Diğer yandan ziyaretler kapsamında yerli ve milli gururumuz TOGG’un tanıtımının yapılmış olması ve beğeniyle karşılanmış olması ilerleyen zaman zarfında Körfez pazarında yer edinmesine imkân tanıyabilecek bir potansiyele imkan tanıyabilecek bir gelişmedir. Her ne kadar Körfez’in petrol açısından sıkıntısı bulunmasa bile Körfez ülkelerinin ekonomilerini çeşitlendirme isteği TOGG’un Körfez pazarına girişinde elbette etkili olacaktır.

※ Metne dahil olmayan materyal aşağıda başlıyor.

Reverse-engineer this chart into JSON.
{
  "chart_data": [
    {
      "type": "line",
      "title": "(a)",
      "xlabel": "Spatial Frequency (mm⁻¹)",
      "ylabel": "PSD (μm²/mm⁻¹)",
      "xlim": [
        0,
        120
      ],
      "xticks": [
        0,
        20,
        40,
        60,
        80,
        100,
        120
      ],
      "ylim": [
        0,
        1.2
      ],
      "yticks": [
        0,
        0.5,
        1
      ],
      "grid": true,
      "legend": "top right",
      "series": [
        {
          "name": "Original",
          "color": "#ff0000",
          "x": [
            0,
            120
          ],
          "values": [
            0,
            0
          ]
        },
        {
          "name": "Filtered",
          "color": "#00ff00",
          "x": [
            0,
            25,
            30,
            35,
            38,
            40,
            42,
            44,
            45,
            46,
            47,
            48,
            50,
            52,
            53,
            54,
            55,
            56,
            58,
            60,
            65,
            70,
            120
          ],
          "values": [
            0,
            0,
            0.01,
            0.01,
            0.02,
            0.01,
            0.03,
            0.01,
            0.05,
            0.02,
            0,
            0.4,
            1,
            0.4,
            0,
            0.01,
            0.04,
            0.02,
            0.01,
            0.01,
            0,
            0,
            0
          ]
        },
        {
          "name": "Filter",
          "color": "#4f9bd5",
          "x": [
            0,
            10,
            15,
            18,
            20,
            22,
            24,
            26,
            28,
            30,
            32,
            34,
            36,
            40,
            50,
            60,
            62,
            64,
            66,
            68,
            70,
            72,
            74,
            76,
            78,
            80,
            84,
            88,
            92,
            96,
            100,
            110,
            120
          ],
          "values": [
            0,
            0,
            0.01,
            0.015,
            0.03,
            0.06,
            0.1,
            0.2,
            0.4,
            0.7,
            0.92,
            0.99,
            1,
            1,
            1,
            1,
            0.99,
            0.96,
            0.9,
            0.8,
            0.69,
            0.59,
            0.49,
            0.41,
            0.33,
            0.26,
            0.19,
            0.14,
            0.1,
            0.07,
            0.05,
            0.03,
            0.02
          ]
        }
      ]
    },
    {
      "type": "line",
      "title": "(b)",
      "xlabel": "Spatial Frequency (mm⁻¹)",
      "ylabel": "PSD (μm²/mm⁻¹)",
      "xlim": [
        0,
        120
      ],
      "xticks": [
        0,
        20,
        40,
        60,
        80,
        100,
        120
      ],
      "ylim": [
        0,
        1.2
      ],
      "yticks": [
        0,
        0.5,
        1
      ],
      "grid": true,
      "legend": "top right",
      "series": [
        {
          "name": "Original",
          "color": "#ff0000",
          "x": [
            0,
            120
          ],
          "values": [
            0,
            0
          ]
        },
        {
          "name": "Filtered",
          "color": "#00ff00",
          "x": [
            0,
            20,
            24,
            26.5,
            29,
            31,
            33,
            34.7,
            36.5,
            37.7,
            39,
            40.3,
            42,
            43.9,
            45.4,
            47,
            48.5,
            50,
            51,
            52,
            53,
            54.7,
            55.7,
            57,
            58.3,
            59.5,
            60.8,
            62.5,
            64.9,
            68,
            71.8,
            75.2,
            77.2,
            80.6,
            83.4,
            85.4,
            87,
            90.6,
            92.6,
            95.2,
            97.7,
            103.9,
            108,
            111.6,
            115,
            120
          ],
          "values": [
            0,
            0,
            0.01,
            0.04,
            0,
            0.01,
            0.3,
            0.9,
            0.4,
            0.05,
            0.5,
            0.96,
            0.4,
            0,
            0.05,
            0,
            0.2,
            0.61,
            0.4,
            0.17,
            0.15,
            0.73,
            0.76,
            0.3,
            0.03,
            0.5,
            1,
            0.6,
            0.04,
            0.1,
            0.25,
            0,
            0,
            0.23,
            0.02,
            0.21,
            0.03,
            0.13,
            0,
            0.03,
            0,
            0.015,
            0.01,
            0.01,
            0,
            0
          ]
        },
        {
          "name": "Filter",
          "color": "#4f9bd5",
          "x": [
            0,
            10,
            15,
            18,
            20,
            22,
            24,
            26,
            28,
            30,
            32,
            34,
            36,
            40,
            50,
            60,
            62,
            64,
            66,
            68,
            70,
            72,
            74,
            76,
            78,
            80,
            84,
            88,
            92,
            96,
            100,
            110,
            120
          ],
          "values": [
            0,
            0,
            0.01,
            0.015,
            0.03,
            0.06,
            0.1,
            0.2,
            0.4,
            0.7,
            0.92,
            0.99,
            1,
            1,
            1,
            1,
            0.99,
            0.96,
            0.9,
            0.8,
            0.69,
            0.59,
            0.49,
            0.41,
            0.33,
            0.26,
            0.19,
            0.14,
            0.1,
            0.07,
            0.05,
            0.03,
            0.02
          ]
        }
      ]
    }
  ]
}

Bu çerçevede bakıldığında “Gelenin Türk Asrı”, 21. yüzyılın “Türkiye Yüzyılı” olacağı gerçeği ve inancıyla Körfez ile olan ilişkilerin geliştirilmesi; sadece Türkiye değil, yaratacağı çarpan etkisiyle Avrupa, Orta Doğu ve Orta Asya üzerinde ekonomik anlamda olumlu gelişmelerin önünü açacak potansiyeli taşımaktadır.